Bitcoin's 2X Resolution Shows Self-Governance Alive and Well

With increasing government scrutiny on Bitcoin and blockchain assets, it’s encouraging to see that the most recent governance of the network comes from within the community itself.

By suspending a contentious network update, the Bitcoin community just proved its ability to self-regulate when faced with challenges to investor security. 

This month, a proposed scaling update to the Bitcoin network known as Segwit2X, or “2X” for short, threatened to split the existing Bitcoin blockchain and create another version of the currency in a process known as a “fork.” The new version would allow twice the amount of information to be processed in each “block” of the network, lowering fees and confirmation times for transactions. 

This 2X version, pioneered by many of the corporate participants and mining operations in the Bitcoin community, sparked controversy among developers and users who worried that updating the network without proper consensus could allow special interests to manipulate the currency.

Regardless of the proposal’s merits, not enough of the community was convinced that this was the proper way to scale. After many months of sometimes vitriolic debate, the proposal’s backers decided to indefinitely suspend the update.

The suspension of 2X is a win-win. The first clear benefit is that the multi-stakeholder method worked. Community interest took precedence over minority interest. This indicates that keeping the community whole is more important than short-term scaling updates to the Bitcoin network, countering external arguments for government regulations providing consumer protection.

Consumers have enough motivation to protect themselves, and rightfully so; real money is on the line and every individual participating in the network has something at stake should the currency split. The Bitcoin community opted for the consistency of one chain and one currency.

In this way, the community exercised self-control, allowing debate and reflection on issues critical to its continued success, a far cry from the animal spirits some claim dominate the space. 

So what can policymakers glean from this 2X experiment?
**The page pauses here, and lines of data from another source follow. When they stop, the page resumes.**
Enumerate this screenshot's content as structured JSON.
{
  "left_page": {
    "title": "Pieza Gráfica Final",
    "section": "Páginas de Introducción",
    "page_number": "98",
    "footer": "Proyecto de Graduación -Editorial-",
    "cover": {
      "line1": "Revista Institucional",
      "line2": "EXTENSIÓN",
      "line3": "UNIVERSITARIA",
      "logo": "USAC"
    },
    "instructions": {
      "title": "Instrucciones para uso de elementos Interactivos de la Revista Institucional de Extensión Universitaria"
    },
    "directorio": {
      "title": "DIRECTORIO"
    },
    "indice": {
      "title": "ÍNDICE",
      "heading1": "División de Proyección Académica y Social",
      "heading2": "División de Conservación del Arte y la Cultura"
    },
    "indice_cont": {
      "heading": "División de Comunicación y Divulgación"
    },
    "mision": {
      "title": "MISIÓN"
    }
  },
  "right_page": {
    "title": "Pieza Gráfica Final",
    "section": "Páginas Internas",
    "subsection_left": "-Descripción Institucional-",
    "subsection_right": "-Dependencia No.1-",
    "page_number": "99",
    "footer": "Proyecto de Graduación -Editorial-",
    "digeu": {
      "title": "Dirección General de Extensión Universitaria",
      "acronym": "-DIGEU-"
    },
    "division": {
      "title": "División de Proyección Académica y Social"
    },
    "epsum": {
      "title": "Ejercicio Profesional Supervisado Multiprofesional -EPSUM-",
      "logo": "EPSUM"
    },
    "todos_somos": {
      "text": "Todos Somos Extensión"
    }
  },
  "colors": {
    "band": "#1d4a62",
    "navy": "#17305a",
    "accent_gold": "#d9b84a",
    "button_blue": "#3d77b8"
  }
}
As it stands, Bitcoin continues to operate in “a legal grey area,” leaving much uncertainty as to its classification and its legitimacy as an investment. 

According to Robert Graboyes, senior reserach fellow at George Mason University's Mercatus Center, regulators have two methods of introducing policy, described as “frontier” and “fortress” approaches.

The frontier approach allows for innovation and exploration in the market with limited or hands-off regulation, akin to the open approach to the internet in its early days. The fortress approach proposes limiting risk-taking in favor of more control or even the status quo. The 2X decision represents a victory of frontier over fortress thinking.

Nobody knows which direction Bitcoin will trend, only the market will determine that course. Stakeholders are in the best position to determine this future because they have skin in the game. Thus, policymakers should consider allowing for market solutions to emerge rather than attempting to impose their own.

We should encourage discovery and entrepreneurship through policy, even if that means not regulating too quickly or not regulating at all, as Bitcoin expert and author Andreas Antonopoulos recommended to the Canadian Senate in 2014.

Digital assets are poised to fundamentally alter the internet landscape, innovating across industries to better solve problems in a growing global digital economy. Regulators should view this nascent industry with increasing optimism, opting for unhindered exploration and creativity rather than stifling development in its early stages. 

The Bitcoin community’s rejection of the 2X hard fork shows that it can police itself. No market is without problems, though regulators should think critically as to whether they should provide solutions to one that is increasingly showing the ability to self-correct.